Le marché absorbe le placement d’actions GDF Suez par l’Etat
Après quatre opérations en 2013 (Safran deux fois, EADS et ADP), l’Etat actionnaire n’a pas manqué sa première cession de 2014. La vente des 3,1% au capital de GDF Suez, pour un montant d’environ 1,5 milliard d’euros, a été relativement bien absorbée hier. Le cours de l’action du producteur d’électricité a fini à 20,325 euros, au-dessus du prix de cession des titres (20,18 euros). Celui-ci offrait une décote relativement serrée de 3% par rapport au cours de mardi soir.

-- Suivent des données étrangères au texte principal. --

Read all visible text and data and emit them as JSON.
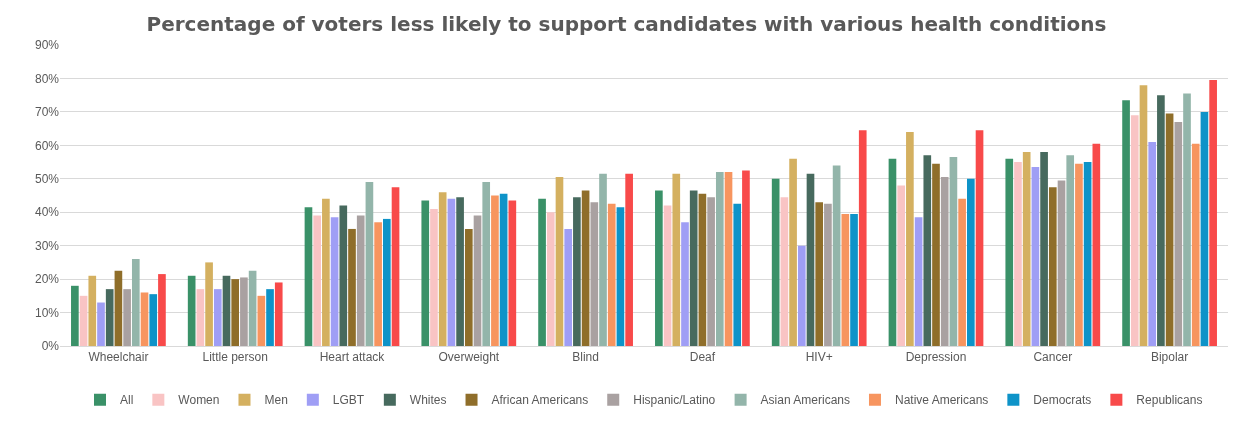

«Les valeurs défensives, offrant un bon rendement, profitent depuis quelques jours d’un afflux de liquidité au détriment des valeurs cycliques, ce qui a permis de bénéficier d’intérêts forts à la fois d’actionnaires déjà au capital de GDF Suez mais aussi de nouveaux investisseurs longs, européens et américains», explique une source de marché. Le bloc de 3,1% représentait une quinzaine de jours de Bourse. L’Etat avait peut-être aussi intérêt à agir rapidement. Le Conseil d’Etat devrait en effet se prononcer dans le courant du mois de juillet sur le contentieux entre GDF Suez et son concurrent Direct Energie au sujet de la formule de calcul des tarifs réglementés du gaz.

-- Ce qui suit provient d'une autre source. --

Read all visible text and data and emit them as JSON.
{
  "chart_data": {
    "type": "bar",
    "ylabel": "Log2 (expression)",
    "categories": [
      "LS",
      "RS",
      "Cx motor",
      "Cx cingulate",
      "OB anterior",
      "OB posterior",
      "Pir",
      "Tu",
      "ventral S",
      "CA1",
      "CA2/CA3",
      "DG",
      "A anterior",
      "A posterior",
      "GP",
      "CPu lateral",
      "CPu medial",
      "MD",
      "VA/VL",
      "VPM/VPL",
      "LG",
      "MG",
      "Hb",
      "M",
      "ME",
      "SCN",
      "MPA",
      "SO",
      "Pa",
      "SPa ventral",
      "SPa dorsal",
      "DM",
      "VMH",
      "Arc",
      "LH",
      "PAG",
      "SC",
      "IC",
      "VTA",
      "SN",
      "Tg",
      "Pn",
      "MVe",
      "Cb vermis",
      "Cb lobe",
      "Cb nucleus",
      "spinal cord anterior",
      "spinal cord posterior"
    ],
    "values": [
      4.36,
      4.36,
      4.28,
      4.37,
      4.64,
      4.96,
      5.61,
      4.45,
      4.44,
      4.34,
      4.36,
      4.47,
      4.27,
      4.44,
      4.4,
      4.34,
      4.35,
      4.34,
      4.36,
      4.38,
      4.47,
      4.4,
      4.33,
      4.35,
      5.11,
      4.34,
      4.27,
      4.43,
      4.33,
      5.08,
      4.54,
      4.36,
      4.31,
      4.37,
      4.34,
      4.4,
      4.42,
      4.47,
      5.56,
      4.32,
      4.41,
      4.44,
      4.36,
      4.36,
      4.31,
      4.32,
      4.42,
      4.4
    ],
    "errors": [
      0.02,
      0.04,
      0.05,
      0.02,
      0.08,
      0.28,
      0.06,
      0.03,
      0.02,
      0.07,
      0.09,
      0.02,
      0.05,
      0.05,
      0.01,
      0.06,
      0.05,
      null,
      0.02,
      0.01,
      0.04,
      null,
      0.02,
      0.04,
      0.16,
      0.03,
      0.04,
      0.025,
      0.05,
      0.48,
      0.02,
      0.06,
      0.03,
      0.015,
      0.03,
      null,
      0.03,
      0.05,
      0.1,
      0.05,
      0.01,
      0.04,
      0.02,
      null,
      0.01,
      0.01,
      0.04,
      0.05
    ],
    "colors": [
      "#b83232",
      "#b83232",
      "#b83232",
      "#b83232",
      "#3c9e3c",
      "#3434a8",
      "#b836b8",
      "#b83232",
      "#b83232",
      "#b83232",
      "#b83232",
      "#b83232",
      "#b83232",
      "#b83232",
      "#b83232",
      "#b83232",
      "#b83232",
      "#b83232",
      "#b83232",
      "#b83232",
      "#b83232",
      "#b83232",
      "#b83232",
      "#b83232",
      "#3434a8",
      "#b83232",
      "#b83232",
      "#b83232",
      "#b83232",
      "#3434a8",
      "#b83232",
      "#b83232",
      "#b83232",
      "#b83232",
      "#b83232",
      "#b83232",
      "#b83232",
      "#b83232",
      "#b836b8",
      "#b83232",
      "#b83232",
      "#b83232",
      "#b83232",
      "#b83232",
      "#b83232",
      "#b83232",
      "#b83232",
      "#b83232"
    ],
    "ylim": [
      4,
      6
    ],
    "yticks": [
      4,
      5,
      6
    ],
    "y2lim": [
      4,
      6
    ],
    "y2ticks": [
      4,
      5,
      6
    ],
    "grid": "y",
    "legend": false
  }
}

Il s’agit de la plus importante vente d’une participation publique depuis les 2,5% d’EDF placés fin 2007 pour 3,7 milliards d’euros. La somme doit contribuer à financer la montée probable de l’Etat au capital d’Alstom. Déjà, en 2004, la contribution de l’Etat au sauvetage d’Alstom, avec une prise de participation de 715 millions d’euros, avait été financée via le compte d’affectation spéciale alimenté par les cessions de titres d’entreprises publiques.

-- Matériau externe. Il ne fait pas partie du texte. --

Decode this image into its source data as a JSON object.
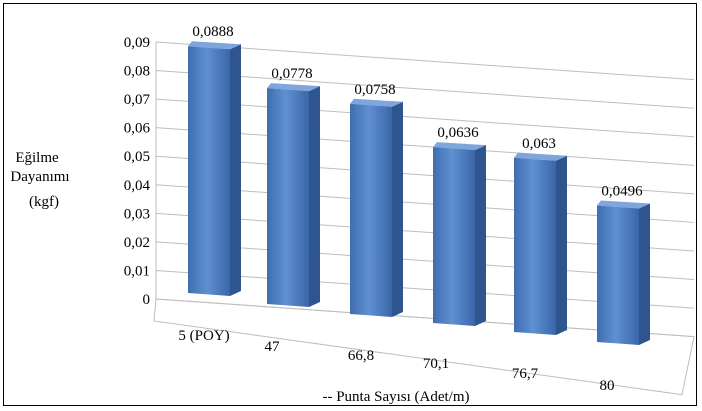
{
  "chart_data": {
    "type": "bar",
    "title": "",
    "xlabel": "-- Punta Sayısı (Adet/m)",
    "ylabel_lines": [
      "Eğilme",
      "Dayanımı",
      "(kgf)"
    ],
    "categories": [
      "5 (POY)",
      "47",
      "66,8",
      "70,1",
      "76,7",
      "80"
    ],
    "values": [
      0.0888,
      0.0778,
      0.0758,
      0.0636,
      0.063,
      0.0496
    ],
    "value_labels": [
      "0,0888",
      "0,0778",
      "0,0758",
      "0,0636",
      "0,063",
      "0,0496"
    ],
    "y_ticks": [
      "0",
      "0,01",
      "0,02",
      "0,03",
      "0,04",
      "0,05",
      "0,06",
      "0,07",
      "0,08",
      "0,09"
    ],
    "ylim": [
      0,
      0.09
    ],
    "grid": true,
    "legend": "none",
    "bar_color": "#4f7fc0"
  }
}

Les actions GDF Suez ont été placées par BofA Merrill Lynch, Citi, Goldman Sachs et la Société Générale. Cette dernière intervenait comme seul coordinateur global. La bonne tenue du cours de Bourse devrait leur permettre de gagner de l’argent sur le placement, alors que ce type d’exercice est toujours relativement risqué compte tenu de sa structure. Alors que les banques achètent les titres à un prix ferme négocié avec le vendeur, elles s’arrangent par la suite pour les replacer sur le marché en espérant une plus-value. Selon des sources de marché, BofA Merrill Lynch et JPMorgan ne seraient pas sortis gagnants du placement d’actions Saint-Gobain par Wendel début mai. Mais l’exercice est encore plus risqué avec l’Etat qui garde généralement pour lui 70% de la plus-value sans à avoir à supporter l'éventuelle moins-value.